Segundo Réquiem: en una caja negra En Montería, en el mes de septiembre, como para guardar la tradición, pues allí también falleció Alejandro Durán, Enrique Díaz Tovar, el último de los juglares de esa generación, partió, posiblemente, en su caja negra e inundó, con su acordeón, los campos elíseos de San Pedro. Dueño de un estilo en el cual sus notas rudas y penetrantes en el acordeón, se convirtió en la gloria de María Labaja, pueblo de Bolívar, de donde partió a repartir su música y sus cuitas a lo largo y ancho de la comarca caribe.

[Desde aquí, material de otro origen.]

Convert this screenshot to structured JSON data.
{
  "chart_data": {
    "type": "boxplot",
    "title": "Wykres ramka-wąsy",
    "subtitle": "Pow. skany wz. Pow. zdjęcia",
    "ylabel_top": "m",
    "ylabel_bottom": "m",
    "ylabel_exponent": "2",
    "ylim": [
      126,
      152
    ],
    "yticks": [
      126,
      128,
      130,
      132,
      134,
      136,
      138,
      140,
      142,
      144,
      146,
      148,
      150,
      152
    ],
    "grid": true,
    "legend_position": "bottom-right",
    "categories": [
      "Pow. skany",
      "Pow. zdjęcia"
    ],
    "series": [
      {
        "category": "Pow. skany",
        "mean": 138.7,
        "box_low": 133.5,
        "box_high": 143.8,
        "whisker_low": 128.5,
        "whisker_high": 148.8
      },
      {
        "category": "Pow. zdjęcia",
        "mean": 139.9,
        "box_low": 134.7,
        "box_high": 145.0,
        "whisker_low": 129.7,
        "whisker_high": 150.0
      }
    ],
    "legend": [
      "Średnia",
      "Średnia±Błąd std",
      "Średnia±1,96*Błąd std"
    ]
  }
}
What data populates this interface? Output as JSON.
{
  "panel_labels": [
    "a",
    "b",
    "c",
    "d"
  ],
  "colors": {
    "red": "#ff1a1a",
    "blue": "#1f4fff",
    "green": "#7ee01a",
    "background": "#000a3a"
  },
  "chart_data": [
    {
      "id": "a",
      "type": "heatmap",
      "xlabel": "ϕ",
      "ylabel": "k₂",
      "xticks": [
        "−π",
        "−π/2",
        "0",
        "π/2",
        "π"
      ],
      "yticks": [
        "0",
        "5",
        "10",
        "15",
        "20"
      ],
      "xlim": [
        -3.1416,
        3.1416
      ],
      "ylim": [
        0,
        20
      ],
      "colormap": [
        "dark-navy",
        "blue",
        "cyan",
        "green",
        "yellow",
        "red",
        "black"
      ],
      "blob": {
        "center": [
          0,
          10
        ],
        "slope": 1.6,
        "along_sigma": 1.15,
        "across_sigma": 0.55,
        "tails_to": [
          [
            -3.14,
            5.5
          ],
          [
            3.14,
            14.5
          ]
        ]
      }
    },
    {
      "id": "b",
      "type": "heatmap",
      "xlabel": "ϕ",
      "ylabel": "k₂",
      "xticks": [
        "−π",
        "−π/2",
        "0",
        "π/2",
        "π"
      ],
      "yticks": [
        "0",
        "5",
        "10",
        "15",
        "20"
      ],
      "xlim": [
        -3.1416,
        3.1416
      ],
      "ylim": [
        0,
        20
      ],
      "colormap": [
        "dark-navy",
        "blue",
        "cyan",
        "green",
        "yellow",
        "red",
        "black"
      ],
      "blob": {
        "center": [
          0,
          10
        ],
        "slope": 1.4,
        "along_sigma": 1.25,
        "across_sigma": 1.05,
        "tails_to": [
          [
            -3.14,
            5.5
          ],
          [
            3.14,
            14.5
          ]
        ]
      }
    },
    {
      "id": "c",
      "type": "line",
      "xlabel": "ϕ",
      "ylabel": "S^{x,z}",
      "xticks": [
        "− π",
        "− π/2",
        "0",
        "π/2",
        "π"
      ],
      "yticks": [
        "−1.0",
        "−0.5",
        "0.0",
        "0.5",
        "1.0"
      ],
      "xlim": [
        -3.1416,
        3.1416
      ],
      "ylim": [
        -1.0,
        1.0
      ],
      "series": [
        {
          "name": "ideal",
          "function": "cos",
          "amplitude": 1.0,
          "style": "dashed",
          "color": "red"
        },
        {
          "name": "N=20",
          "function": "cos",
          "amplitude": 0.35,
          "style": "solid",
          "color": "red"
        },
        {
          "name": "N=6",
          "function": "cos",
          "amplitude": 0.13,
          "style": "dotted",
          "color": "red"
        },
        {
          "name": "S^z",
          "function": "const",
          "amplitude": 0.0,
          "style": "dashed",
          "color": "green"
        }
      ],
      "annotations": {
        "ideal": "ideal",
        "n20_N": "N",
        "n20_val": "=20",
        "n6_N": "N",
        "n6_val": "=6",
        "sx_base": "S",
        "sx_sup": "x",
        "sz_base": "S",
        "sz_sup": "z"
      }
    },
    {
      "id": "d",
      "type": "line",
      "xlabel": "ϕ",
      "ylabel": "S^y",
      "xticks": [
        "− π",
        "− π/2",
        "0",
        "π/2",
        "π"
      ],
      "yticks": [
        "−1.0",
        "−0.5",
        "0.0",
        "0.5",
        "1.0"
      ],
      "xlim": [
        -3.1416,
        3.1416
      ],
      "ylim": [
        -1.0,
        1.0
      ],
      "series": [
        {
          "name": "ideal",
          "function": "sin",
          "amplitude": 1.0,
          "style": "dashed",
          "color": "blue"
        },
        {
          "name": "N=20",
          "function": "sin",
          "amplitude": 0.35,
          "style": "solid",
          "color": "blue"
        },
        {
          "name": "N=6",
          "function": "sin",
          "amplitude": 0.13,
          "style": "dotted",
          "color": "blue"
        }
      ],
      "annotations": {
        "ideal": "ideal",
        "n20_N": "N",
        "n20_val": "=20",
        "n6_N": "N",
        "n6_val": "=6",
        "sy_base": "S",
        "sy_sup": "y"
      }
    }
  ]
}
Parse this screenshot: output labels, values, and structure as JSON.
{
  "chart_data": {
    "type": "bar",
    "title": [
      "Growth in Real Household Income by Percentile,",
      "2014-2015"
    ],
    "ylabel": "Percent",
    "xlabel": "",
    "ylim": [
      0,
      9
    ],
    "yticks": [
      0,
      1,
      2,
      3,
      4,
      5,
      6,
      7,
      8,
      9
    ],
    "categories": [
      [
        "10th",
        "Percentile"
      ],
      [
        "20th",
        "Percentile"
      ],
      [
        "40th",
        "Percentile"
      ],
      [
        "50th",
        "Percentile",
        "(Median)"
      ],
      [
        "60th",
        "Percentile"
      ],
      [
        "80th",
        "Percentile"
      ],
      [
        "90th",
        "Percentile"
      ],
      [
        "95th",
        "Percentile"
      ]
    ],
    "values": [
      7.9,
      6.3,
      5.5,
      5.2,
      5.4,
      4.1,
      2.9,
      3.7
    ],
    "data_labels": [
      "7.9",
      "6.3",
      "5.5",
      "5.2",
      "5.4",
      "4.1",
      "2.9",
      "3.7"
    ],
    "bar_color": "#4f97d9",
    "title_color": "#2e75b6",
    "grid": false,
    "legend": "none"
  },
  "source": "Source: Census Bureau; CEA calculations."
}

Recordada con humor y esperada con impaciencia por sus contertulios, fue la piquería que sostuvo en varias producciones musicales con Rúgero Suárez, oriundo de Sahagún, en la que no había reglas para dejar al otro en ridículo. En esta ocasión el duelo se traslada a las huestes celestiales porque Rúgero partió primero y allá lo esperaba para seguir en el aquelarre. Este es parte del testamento de Enrique Díaz:

El hombre que trabaja y bebe déjenlo gozar la vida porque eso es lo que se lleva si tarde o temprano muere.

Después de la caja negra, compadre, creo que más nada se lleve.

Todo el que tenga sus bienes que se los goce bastante. Goce lo más importante, ay, que goce con mujeres.